Entre os seus livros, pode ser que nenhum seja mais útil que o presente. E nenhum de-certo é mais fácil ; ou que a matéria pedisse um descansado estilo, ou qua êle cansado de ser repreendido de misterioso (e talvez de escuro) quisesse escrever para todos ; pois para todos escrevia, senão para si mesmo. Seja-lhe contudo desculpa (senão louvor) haver sido seu fim em todos seus escritos acomodar sempre o estilo com a matéria : cousa não de todos guardada, e ao menos concedida. Porque na história de Catalunha mostrou verdadeiramente eloqüência histórica. No Eco Político levantou mais a pena, porque o pedia a política. No Maior pequeno '', e em os Fénix escreveu aforístico, e lacónico, porque as matérias morais, e místicas que compreendem, fôssem pela brevidade apetecidas. Nas musas, grave ; por ser êsse o melhor método entre o vulgar e o difícil. No Panteon culto ; porque à matéria trágica se assina o mais alto dos estilos. O mesmo observou nos livros, e tratados que compôs antes, e depois dos referidos.

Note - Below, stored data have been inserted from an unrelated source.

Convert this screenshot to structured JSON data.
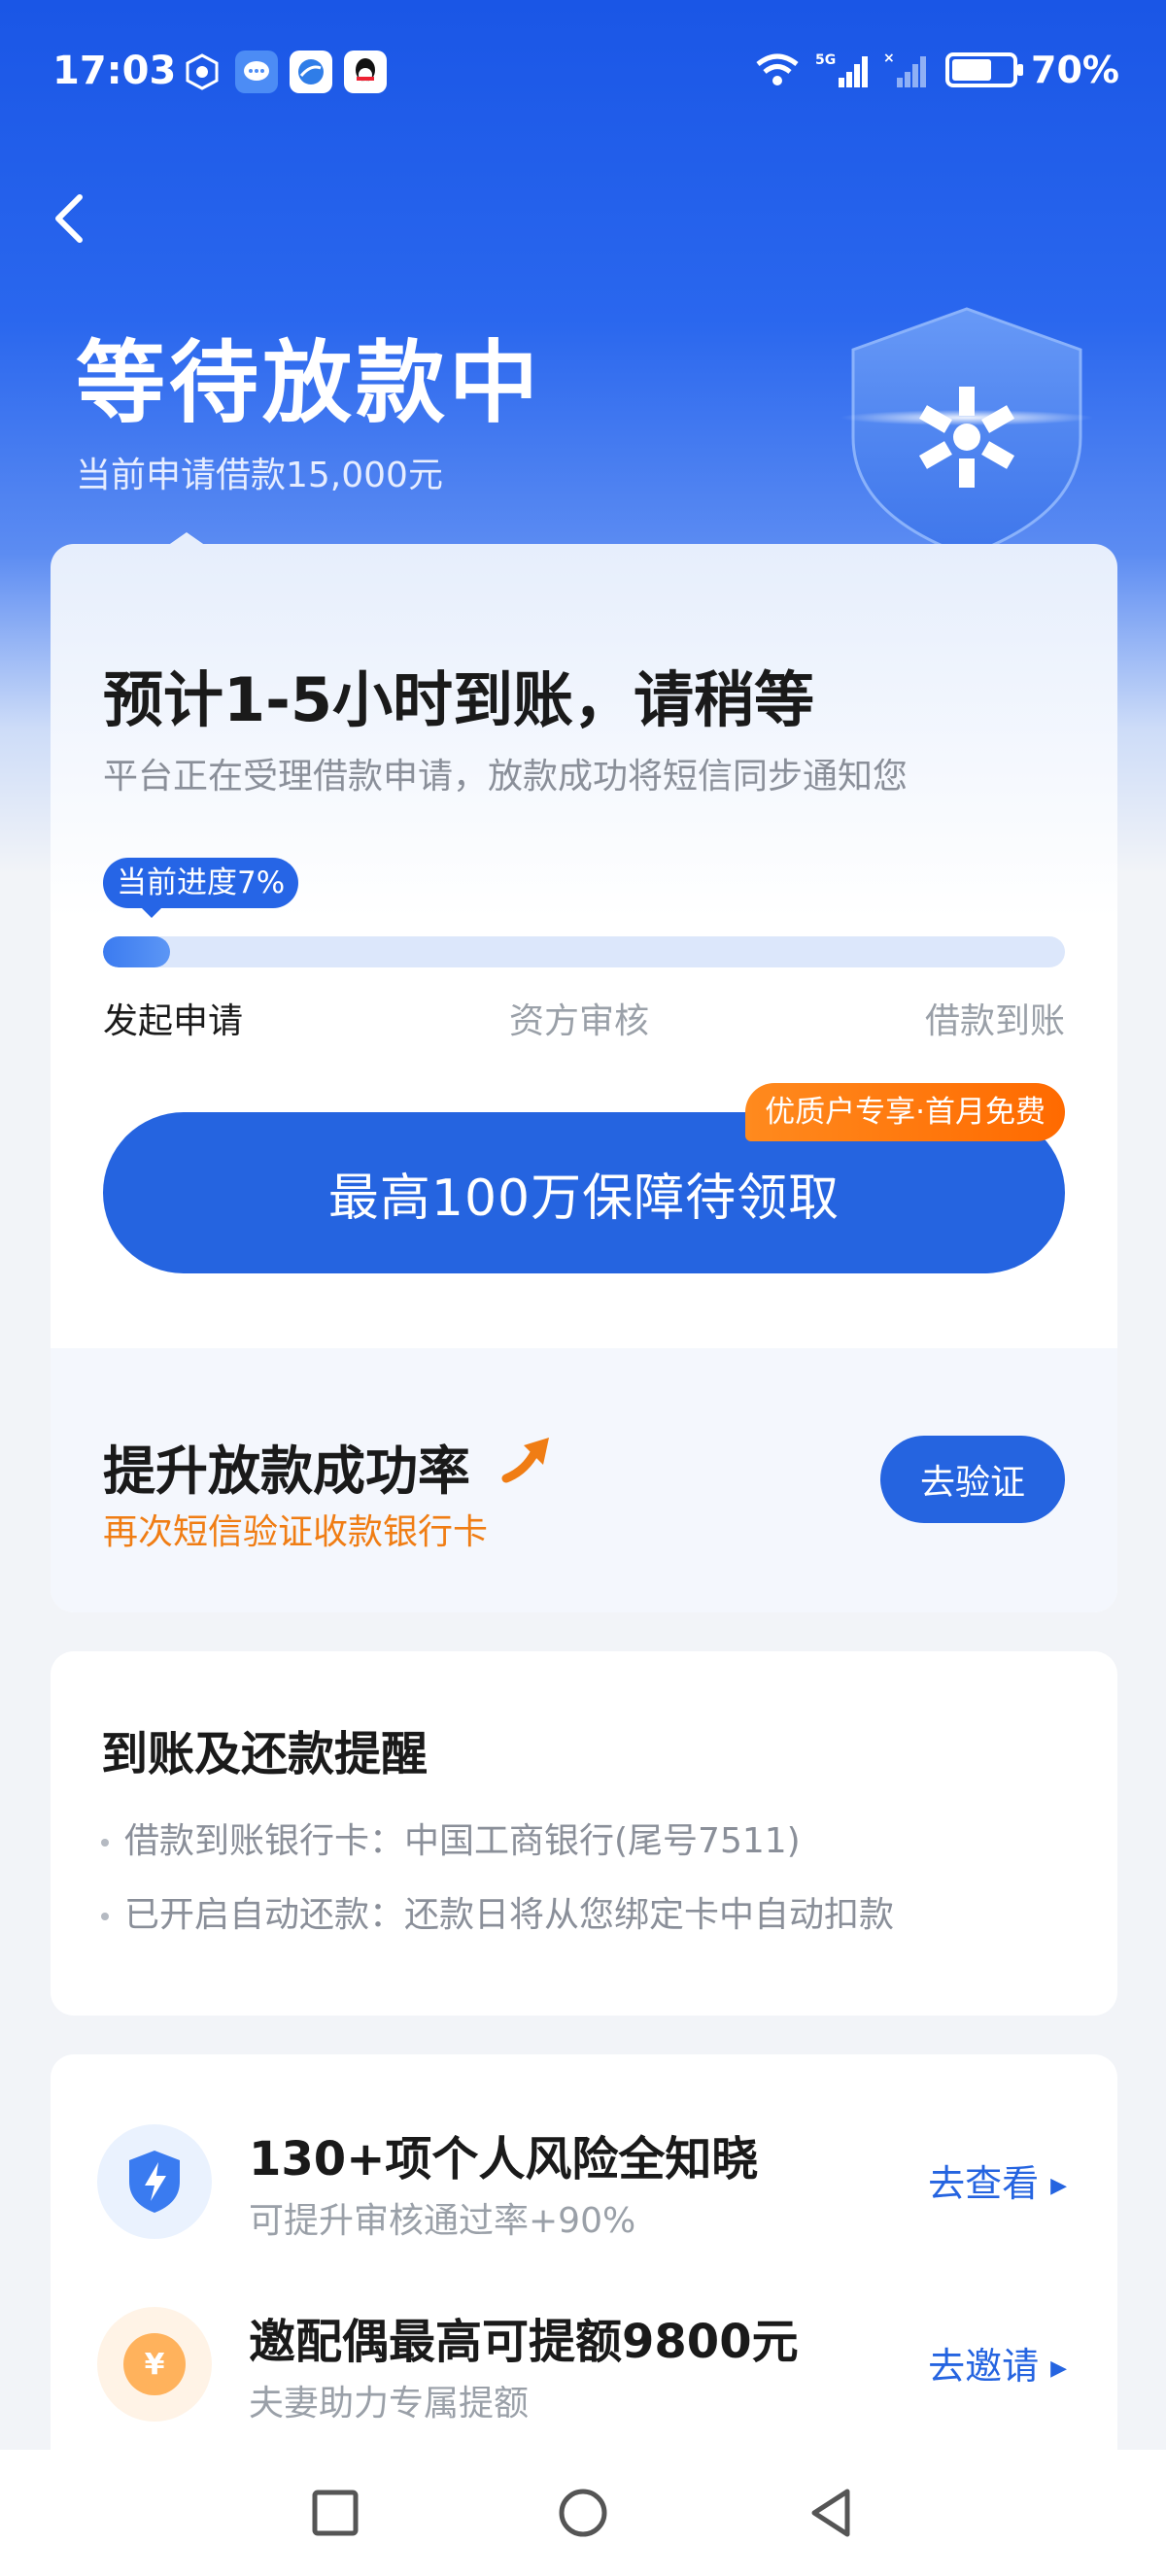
{
  "status_bar": {
    "time": "17:03",
    "battery": "70%",
    "battery_level": 0.7,
    "apps": [
      "shield-app",
      "message-app",
      "browser-app",
      "qq-app"
    ],
    "network": "5G"
  },
  "header": {
    "title": "等待放款中",
    "subtitle": "当前申请借款15,000元"
  },
  "progress_card": {
    "eta": "预计1-5小时到账，请稍等",
    "eta_sub": "平台正在受理借款申请，放款成功将短信同步通知您",
    "progress_label": "当前进度7%",
    "progress": 0.07,
    "stages": [
      "发起申请",
      "资方审核",
      "借款到账"
    ],
    "cta_label": "最高100万保障待领取",
    "cta_badge": "优质户专享·首月免费",
    "boost_title": "提升放款成功率",
    "boost_sub": "再次短信验证收款银行卡",
    "verify_label": "去验证"
  },
  "remind_card": {
    "title": "到账及还款提醒",
    "items": [
      "借款到账银行卡：中国工商银行(尾号7511)",
      "已开启自动还款：还款日将从您绑定卡中自动扣款"
    ]
  },
  "extra_card": {
    "rows": [
      {
        "title": "130+项个人风险全知晓",
        "sub": "可提升审核通过率+90%",
        "link": "去查看",
        "icon": "lightning-shield-icon"
      },
      {
        "title": "邀配偶最高可提额9800元",
        "sub": "夫妻助力专属提额",
        "link": "去邀请",
        "icon": "yuan-icon",
        "icon_text": "¥"
      }
    ]
  },
  "colors": {
    "primary": "#2564e0",
    "accent_orange": "#f07d14",
    "hero_blue": "#1a56e6"
  }
}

O próprio guarda no presente, que é o primeiro dos livros portugueses, e que bem mostra não ser menos digno de louvor pela propriedade com que escreve sua língua, que pela elegância com que nas passadas obras mostrou haver feito sua a castelhana. Seguirão os mais em português, que fico preparando enquanto gastardes o tempo em castigar, ou estimar êste, que a todos serve, a todos ofereço.

O impressor.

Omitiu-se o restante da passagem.